Somatoform disorders have been the source of much criticism since their introduction in DSM-III. Their overlap with anxiety and depression as well as the uncertainty of etiology in the patient’s somatic complaints makes such diagnoses less useful to clinicians and commonly upsetting to patients. Their most characteristic syndromes, such as somatization disorder, have very low prevalence and can be used only when somatic symptoms are regarded as “psychogenic”
(1) . When medical disorders are present, DSM allows use of the category “psychological factors affecting medical condition.” The essential features of the diagnosis are the presence of a general medical condition and of psychological factors adversely affecting its course and treatment or constituting health risks and stress-related physiological responses. This poorly defined diagnostic categorization had virtually no impact on clinical practice.
We propose to change this category into “psychological factors affecting either identified or feared medical conditions” with clinical specifiers as subclassification headings. By expanding medical conditions to both “identified” and “feared,” we can use clinical specifications regardless of the functional/organic dichotomy or axis I or II comorbidity, such as in a very anxious patient after myocardial infarction or in a patient with fibromyalgia who resents any suggestion of psychosomatic etiology
(2) . This eliminates the need of a somatoform disorders section
(1) . The clinical specifiers that we propose are largely based on the Diagnostic Criteria for Psychosomatic Research.

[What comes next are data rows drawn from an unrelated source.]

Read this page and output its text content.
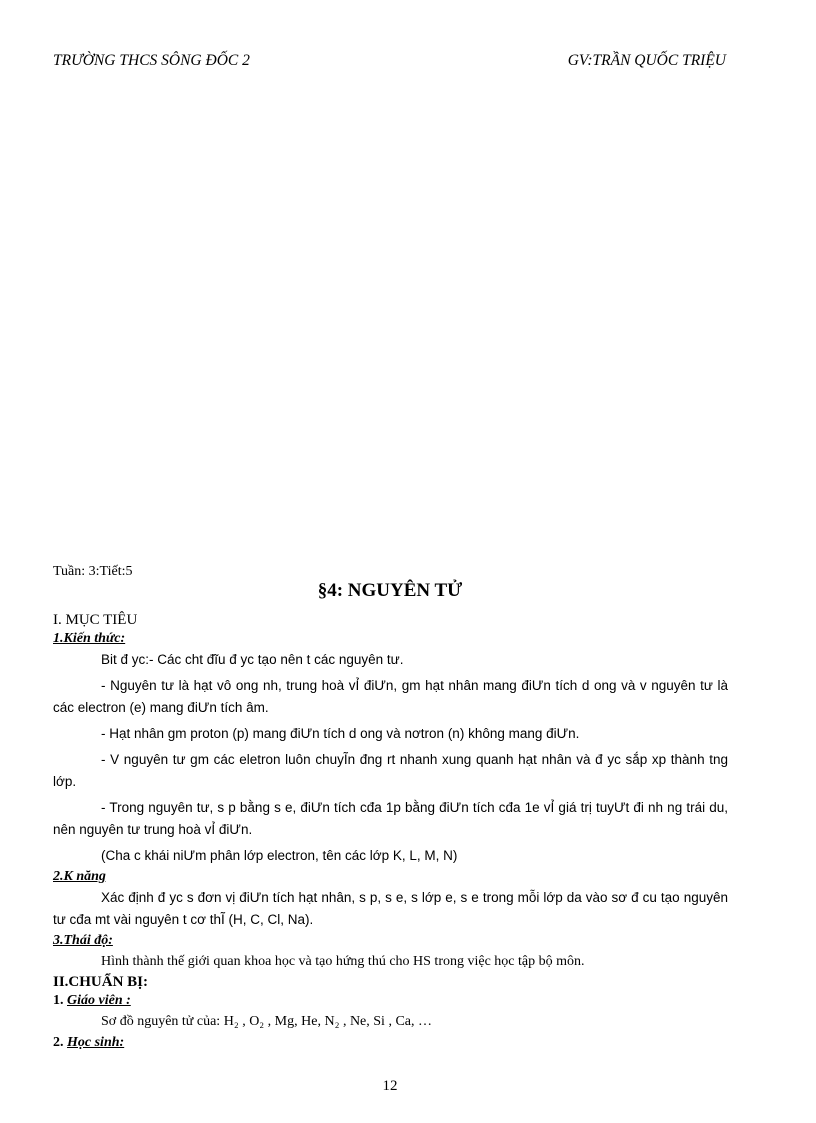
TRƯỜNG THCS SÔNG ĐỐC 2	GV:TRẦN QUỐC TRIỆU
Tuần: 3:Tiết:5
§4: NGUYÊN TỬ

I. MỤC TIÊU

1.Kiến thức:

Bit đ yc:- Các cht đĩu đ yc tạo nên t các nguyên tư.

- Nguyên tư là hạt vô ong nh, trung hoà vỈ điƯn, gm hạt nhân mang điƯn tích d ong và v nguyên tư là các electron (e) mang điƯn tích âm.

- Hạt nhân gm proton (p) mang điƯn tích d ong và nơtron (n) không mang điƯn.

- V nguyên tư gm các eletron luôn chuyĨn đng rt nhanh xung quanh hạt nhân và đ yc sắp xp thành tng lớp.

- Trong nguyên tư, s p bằng s e, điƯn tích cđa 1p bằng điƯn tích cđa 1e vỈ giá trị tuyƯt đi nh ng trái du, nên nguyên tư trung hoà vỈ điƯn.

(Cha c khái niƯm phân lớp electron, tên các lớp K, L, M, N)

2.K năng

Xác định đ yc s đơn vị điƯn tích hạt nhân, s p, s e, s lớp e, s e trong mỗi lớp da vào sơ đ cu tạo nguyên tư cđa mt vài nguyên t cơ thĨ (H, C, Cl, Na).

3.Thái độ:

Hình thành thế giới quan khoa học và tạo hứng thú cho HS trong việc học tập bộ môn.

II.CHUẨN BỊ:

1. Giáo viên :

Sơ đồ nguyên tử của: H₂ , O₂ , Mg, He, N₂ , Ne, Si , Ca, …

2. Học sinh:

12
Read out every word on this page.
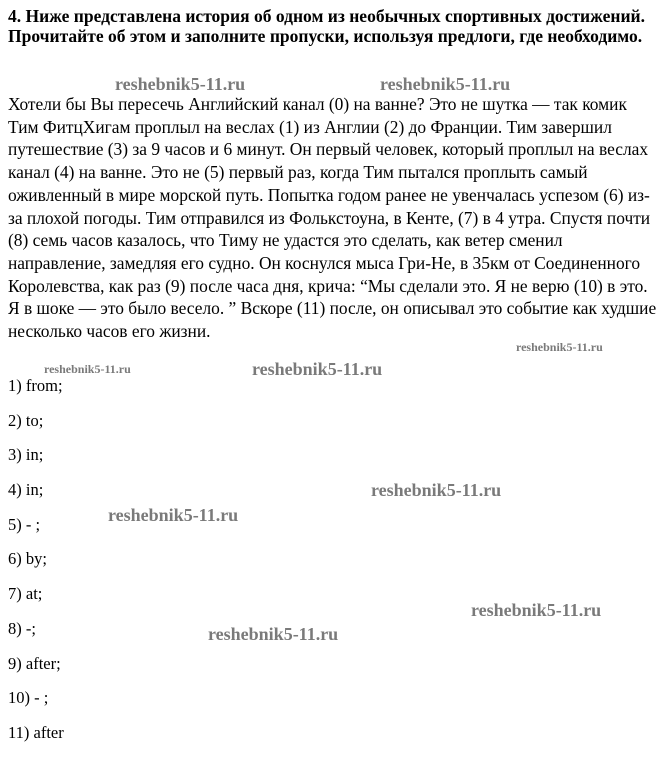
4. Ниже представлена история об одном из необычных спортивных достижений.
Прочитайте об этом и заполните пропуски, используя предлоги, где необходимо.

Хотели бы Вы пересечь Английский канал (0) на ванне? Это не шутка — так комик Тим ФитцХигам проплыл на веслах (1) из Англии (2) до Франции. Тим завершил путешествие (3) за 9 часов и 6 минут. Он первый человек, который проплыл на веслах канал (4) на ванне. Это не (5) первый раз, когда Тим пытался проплыть самый оживленный в мире морской путь. Попытка годом ранее не увенчалась успезом (6) из-за плохой погоды. Тим отправился из Фолькстоуна, в Кенте, (7) в 4 утра. Спустя почти (8) семь часов казалось, что Тиму не удастся это сделать, как ветер сменил направление, замедляя его судно. Он коснулся мыса Гри-Не, в 35км от Соединенного Королевства, как раз (9) после часа дня, крича: “Мы сделали это. Я не верю (10) в это. Я в шоке — это было весело. ” Вскоре (11) после, он описывал это событие как худшие несколько часов его жизни.

1) from;
2) to;
3) in;
4) in;
5) - ;
6) by;
7) at;
8) -;
9) after;
10) - ;
11) after
reshebnik5-11.ru	reshebnik5-11.ru
reshebnik5-11.ru
reshebnik5-11.ru	reshebnik5-11.ru
reshebnik5-11.ru
reshebnik5-11.ru
reshebnik5-11.ru
reshebnik5-11.ru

These criteria were developed by an international group of investigators
(3) and are highly prevalent in medical populations
(4,
5) .
The clinical specifiers, listed in
Table 1, include a DSM diagnosis of hypochondriasis and its highly prevalent variant, disease phobia
(4) . Both DSM somatization disorder and undifferentiated somatoform disorder are replaced by the Diagnostic Criteria for Psychosomatic Research criteria of persistent somatization, conceptualized as a clustering of functional symptoms involving different organ systems
(6) . Conversion may be redefined according to Engel’s stringent criteria
(7), involving features such as ambivalence, histrionic personality, and precipitation of symptoms by psychological stress of which the patient is unaware. Diagnostic Criteria for Psychosomatic Research categories of illness denial, demoralization, and irritable mood offer further specifiers.
Persistent denial of having a medical disorder and the need of treatment (e.g., lack of compliance, delayed seeking of medical attention) frequently occurs in the medical setting
(4,
8) . Demoralization connotes the patient’s consciousness of having failed to meet his or her own expectations (or those of others), with feelings of helplessness, hopelessness, or giving up
(3) . It can be found in almost a third of medical patients and can be differentiated from depressive illness
(9) . Irritable mood, which may be experienced as brief episodes or be prolonged and generalized
(3), has also been associated with the course of several medical disorders and may carry important clinical implications
(10) .
In summary, the expansion to“psychological factors affecting either identified or feared medical conditions” is supported by a growing body of research
(2,
4,
5), may offer a solution to the inadequacies of current classification of somatoform disorders without losing or misplacing the clinical syndromes that inspired it, and is in line with psychosomatic medicine as a recognized subspecialty.